The book provides comprehensive guidelines for the establishment, operation, and maintenance of green roofs for water treatment, floating wetlands, and constructed wetlands. Additionally, it offers selected examples that delve deeper into technical, economic, social, and policy/governance aspects considered crucial for the successful implementation and maintenance of NbS, as well as their replication. Table 1.1 summarizes the key factors considered in the development of these guidelines, ensuring a comprehensive and practical resource for practitioners and policymakers alike.

Table 1.1 Aspects considered in the NbS guides
Full size table

1.2 Organization of Chapters

While the primary focus of the book revolves around three specific types of NbS for water treatment, it is worth noting that various other solutions have been implemented in the past across the countries under examination. Chapter 2, titled “Mapping of Existing NbS for Water Treatment in the Philippines, Sri Lanka, and Vietnam,” aims to capture these diverse approaches, providing insights into the tested NbS in each country, their performance, and the lessons learned from those experiences. This chapter sets the stage and provides a broader context for the subsequent chapters.

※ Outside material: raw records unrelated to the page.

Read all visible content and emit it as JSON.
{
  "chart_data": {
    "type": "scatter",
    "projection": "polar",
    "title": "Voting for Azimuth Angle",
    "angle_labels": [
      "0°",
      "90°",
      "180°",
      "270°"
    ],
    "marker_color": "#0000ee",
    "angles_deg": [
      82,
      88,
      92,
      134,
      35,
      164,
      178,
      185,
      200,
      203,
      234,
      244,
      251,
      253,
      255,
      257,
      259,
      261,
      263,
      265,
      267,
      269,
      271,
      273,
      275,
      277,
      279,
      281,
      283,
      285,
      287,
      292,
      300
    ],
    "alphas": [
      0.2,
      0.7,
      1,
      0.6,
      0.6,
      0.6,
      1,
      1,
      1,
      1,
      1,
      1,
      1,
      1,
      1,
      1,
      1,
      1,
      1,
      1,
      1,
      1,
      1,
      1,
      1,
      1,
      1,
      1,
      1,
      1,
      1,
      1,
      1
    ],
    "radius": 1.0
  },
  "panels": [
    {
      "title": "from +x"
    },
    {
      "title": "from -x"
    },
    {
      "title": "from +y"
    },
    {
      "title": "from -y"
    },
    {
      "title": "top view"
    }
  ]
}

Chapter 3 delves into the “Suitability Mapping of Constructed Wetlands,” presenting a framework for evaluating locations suitable for the application of constructed wetlands. While the chapter draws on the experiences and context of the Philippines, it offers a generic process that can be adapted by users in other countries with relevant modifications to the local context.

Moving forward, Chap. 4 focuses on the “Economic Analysis of NbS for Wastewater Treatment Under Uncertainties,” while Chap. 5 examines the “Social Acceptability Assessment of NbS for Water Treatment.” These chapters present methodologies employed in the Philippines but can be replicated in other contexts with necessary adaptations.

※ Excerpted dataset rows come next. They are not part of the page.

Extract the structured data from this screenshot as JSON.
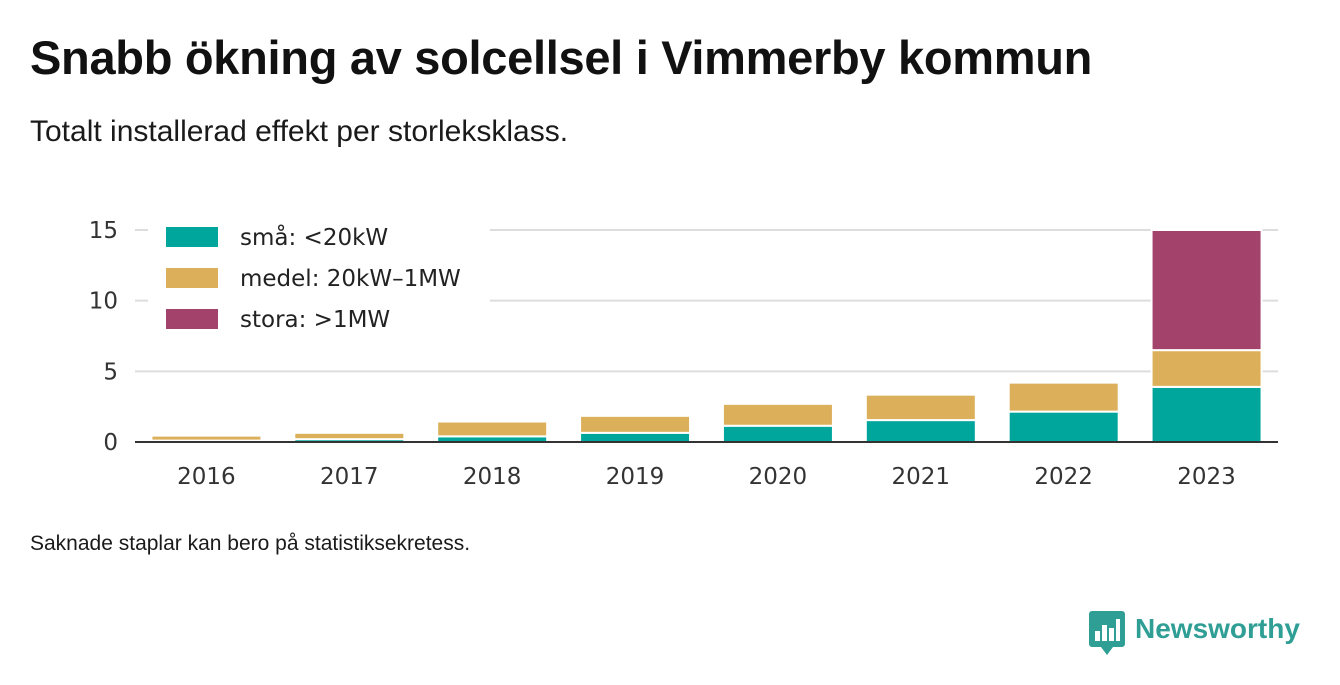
{
  "title": "Snabb ökning av solcellsel i Vimmerby kommun",
  "subtitle": "Totalt installerad effekt per storleksklass.",
  "note": "Saknade staplar kan bero på statistiksekretess.",
  "brand": {
    "name": "Newsworthy",
    "icon": "newsworthy-logo-icon",
    "color": "#2f9e95"
  },
  "chart_data": {
    "type": "bar",
    "stacked": true,
    "categories": [
      "2016",
      "2017",
      "2018",
      "2019",
      "2020",
      "2021",
      "2022",
      "2023"
    ],
    "series": [
      {
        "name": "små: <20kW",
        "color": "#00a69c",
        "values": [
          0.1,
          0.2,
          0.4,
          0.65,
          1.15,
          1.55,
          2.15,
          3.9
        ]
      },
      {
        "name": "medel: 20kW–1MW",
        "color": "#dcb05a",
        "values": [
          0.35,
          0.45,
          1.05,
          1.2,
          1.55,
          1.8,
          2.05,
          2.6
        ]
      },
      {
        "name": "stora: >1MW",
        "color": "#a3426a",
        "values": [
          0,
          0,
          0,
          0,
          0,
          0,
          0,
          8.5
        ]
      }
    ],
    "y_ticks": [
      0,
      5,
      10,
      15
    ],
    "ylim": [
      0,
      15
    ],
    "grid": true,
    "legend_position": "top-left",
    "xlabel": "",
    "ylabel": ""
  }
}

Chapter 6 provides a “Guide to Constructed Wetlands: A Philippine Perspective,” followed by Chap. 7, which presents a “Guide to Green Roofs: A Vietnam Perspective.” Chapters 8, 9, and 10 are dedicated to floating treatment wetlands, with Chap. 8 offering a guide based on relevant experiences from Sri Lanka, and Chap. 10 providing a guide based on experiences from Vietnam. In Chap. 9, a guide is presented for selecting plants suitable for floating treatment wetlands.

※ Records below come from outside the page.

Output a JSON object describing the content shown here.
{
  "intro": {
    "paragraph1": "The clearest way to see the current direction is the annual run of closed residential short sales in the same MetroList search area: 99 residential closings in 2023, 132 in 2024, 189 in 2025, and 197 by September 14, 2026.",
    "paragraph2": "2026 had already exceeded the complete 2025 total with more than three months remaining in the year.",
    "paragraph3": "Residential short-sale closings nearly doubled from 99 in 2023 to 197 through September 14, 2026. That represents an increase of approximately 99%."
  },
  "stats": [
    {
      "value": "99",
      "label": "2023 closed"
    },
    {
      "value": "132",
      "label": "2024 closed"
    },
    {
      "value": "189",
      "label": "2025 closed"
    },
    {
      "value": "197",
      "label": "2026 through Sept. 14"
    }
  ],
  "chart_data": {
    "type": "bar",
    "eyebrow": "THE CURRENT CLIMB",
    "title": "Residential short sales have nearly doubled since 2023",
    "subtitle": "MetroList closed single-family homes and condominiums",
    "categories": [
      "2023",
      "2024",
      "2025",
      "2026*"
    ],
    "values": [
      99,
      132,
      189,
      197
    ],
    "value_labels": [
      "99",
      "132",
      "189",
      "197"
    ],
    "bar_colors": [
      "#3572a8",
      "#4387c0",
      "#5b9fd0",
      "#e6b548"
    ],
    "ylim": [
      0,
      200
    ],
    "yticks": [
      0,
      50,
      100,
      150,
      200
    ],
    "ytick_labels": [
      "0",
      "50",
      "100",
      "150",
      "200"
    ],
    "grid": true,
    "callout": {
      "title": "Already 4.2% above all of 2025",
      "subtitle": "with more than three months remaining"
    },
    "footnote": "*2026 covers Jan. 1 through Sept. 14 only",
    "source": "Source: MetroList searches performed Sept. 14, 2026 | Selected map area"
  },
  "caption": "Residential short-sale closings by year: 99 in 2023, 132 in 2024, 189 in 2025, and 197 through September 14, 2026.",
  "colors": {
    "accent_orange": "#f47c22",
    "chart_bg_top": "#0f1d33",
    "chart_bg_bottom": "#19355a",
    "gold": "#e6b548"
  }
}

Chapter 11 explores “Pathways for the Scaling of NbS for Water Treatment: Examples from the Philippines, Sri Lanka, and Vietnam,” discussing strategies to facilitate the broader adoption of NbS. It also outlines directions for future applications and research, providing a comprehensive conclusion to the book.

We anticipate that this book will serve as a valuable guide for establishing, operating, and maintaining constructed wetlands, green roofs, and floating treatment wetlands not only in the examined countries but also in other locations within the broader region. By addressing not only the technical aspects but also the relevant economic, social, and policy factors, we aim to facilitate the transition of these NbS from research pilots, which currently dominate the field, to practical applications that can contribute to achieving the targets outlined in Sustainable Development Goal 11—“Sustainable Cities and Communities.”

Our hope is that the implementation of these NbS will foster inclusive, safe, resilient, and sustainable urban environments across the South/Southeast Asian region. By providing guidance that goes beyond technical considerations, we aspire to support the transformation of urban landscapes, promoting the well-being and quality of life for all residents while working toward a more sustainable future.